As a prototype adopted multi-cylinder internal combustion engine described in the application of Japan (JP) No. 3-53451, class F02B 27/00, publ. 08/15/91, BI No. 5-1337. The design of the air path of the internal combustion engine under consideration contains, in particular, an inlet pipe and a receiver with an internal volume and channels adjacent to one of its longitudinal walls, and the receiver is connected to the inlet pipe by bolts inserted from the bottom.

The disadvantage of this design, in terms of its practical implementation, is the short length of the channels in the receiver, due to the limitations of the engine compartment, which reduces the internal combustion engine torque and affects the vehicle’s driving performance at low and medium vehicle speeds, as well as the assembly and disassembly of the vehicle when it is difficult access to bolts from below.
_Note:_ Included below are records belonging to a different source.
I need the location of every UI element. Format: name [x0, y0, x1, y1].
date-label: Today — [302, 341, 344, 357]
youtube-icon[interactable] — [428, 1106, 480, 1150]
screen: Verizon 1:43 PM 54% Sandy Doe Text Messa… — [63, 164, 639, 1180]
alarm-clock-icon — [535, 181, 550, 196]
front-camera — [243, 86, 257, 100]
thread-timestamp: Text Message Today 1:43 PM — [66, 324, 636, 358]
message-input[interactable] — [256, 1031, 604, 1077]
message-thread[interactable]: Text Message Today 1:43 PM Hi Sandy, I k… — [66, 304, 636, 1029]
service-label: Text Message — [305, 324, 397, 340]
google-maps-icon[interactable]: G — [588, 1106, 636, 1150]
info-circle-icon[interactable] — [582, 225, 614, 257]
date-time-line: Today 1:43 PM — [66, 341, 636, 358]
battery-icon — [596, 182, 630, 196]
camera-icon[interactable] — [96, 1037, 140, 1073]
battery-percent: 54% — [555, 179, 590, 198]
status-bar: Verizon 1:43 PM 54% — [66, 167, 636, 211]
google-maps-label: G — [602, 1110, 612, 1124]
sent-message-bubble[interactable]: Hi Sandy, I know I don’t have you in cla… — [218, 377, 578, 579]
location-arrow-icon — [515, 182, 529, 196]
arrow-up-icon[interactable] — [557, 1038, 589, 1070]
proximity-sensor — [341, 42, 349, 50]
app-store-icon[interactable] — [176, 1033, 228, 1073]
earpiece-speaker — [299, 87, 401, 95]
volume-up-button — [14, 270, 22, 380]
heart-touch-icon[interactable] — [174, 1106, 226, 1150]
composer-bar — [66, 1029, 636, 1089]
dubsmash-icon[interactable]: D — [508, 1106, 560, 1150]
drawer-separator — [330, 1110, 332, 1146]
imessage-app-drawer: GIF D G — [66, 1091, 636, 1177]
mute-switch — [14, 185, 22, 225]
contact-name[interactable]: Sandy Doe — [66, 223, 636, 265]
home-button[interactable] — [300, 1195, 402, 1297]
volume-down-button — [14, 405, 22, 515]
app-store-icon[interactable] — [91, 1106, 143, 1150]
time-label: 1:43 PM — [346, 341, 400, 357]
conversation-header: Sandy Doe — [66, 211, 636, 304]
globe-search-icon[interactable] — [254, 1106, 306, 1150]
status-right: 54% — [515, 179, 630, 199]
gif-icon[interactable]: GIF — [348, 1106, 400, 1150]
The solution to the technical problem is aimed at further improving the design of the receiver of a multi-cylinder internal combustion engine, which consists in providing the possibility of maximum lengthening of the channel lengths in the receiver.
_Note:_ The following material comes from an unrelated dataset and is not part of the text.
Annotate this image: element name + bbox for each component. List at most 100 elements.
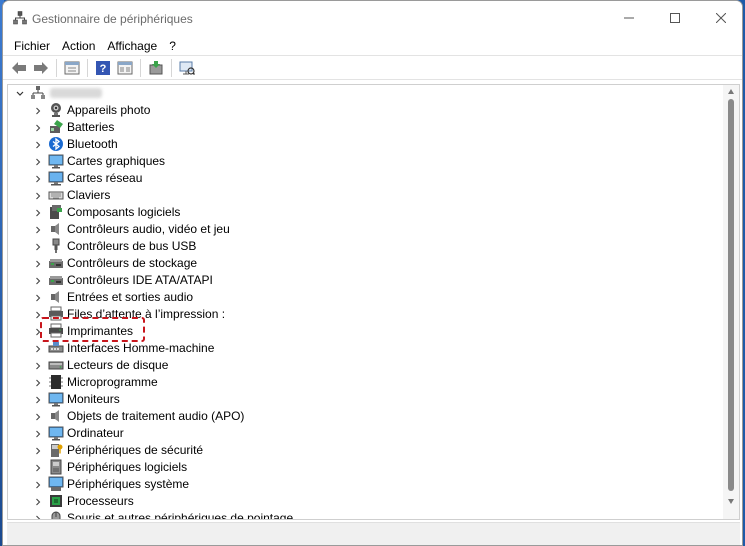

The essence of the utility model lies in the fact that in the known multi-cylinder internal combustion engine containing, in particular, an air supply system including an inlet pipe and a receiver with an internal volume and channels adjacent to one of the longitudinal walls of the receiver, the internal walls of the channels in the receiver are formed by external walls the receiver’s body, and the receiver is fastened to the inlet pipe by accessing the fasteners from above, for which there is an additional support flange.

The essence of the utility model is illustrated in FIG. 1.

The multi-cylinder internal combustion engine contains, in particular, an air supply system including an inlet pipe 1 and a receiver 2 with an internal volume of 3 and channels 4 adjacent to one of the longitudinal walls 5 of the receiver. The inner walls of the 6 channels 4 in the receiver 2 are formed by the outer walls 5 of the housing of the receiver 2. The receiver 2 and the inlet pipe 1 have an additional flange 7 with mounting on top.

The dynamic nature of the operation of the device is as follows: Outboard air passing through the cleaning system and the ducts enter the internal volume 3 of the receiver 2 and then distributed through the channels 1 in accordance with the order of operation of the ICE cylinders. In this case, an increase in engine torque at medium and low speeds of rotation of the crankshaft is achieved by inertial recharging of the air charge, an increase of which is achieved by increasing the length of the channels from the internal volume 3 of receiver 2 to the ICE cylinders

With this design, it is possible to increase the length of the channels 4 in the receiver 2, while there are no additional problems with access to the mounting points for the convenience of servicing the vehicle. This, in turn, allows to increase the ICE filling with air at low and medium crankshaft rotational speeds, and consequently, to improve the power and fuel and economic parameters of ICE.

a promising VAZ engine, while achieving improved technical and economic performance of the engine, especially at low and medium speeds of rotation of the ICE crankshaft, as well as ease of assembly and maintenance.

Claims (1)

A multi-cylinder internal combustion engine comprising, in particular, an air supply system including an inlet pipe and a receiver with an internal volume and channels adjacent to one of the longitudinal walls of the receiver, characterized in that the internal walls of the channels in the receiver are formed by the outer walls of the receiver and the connection of the receiver with an inlet pipe has an additional flange with access to mounting points from above.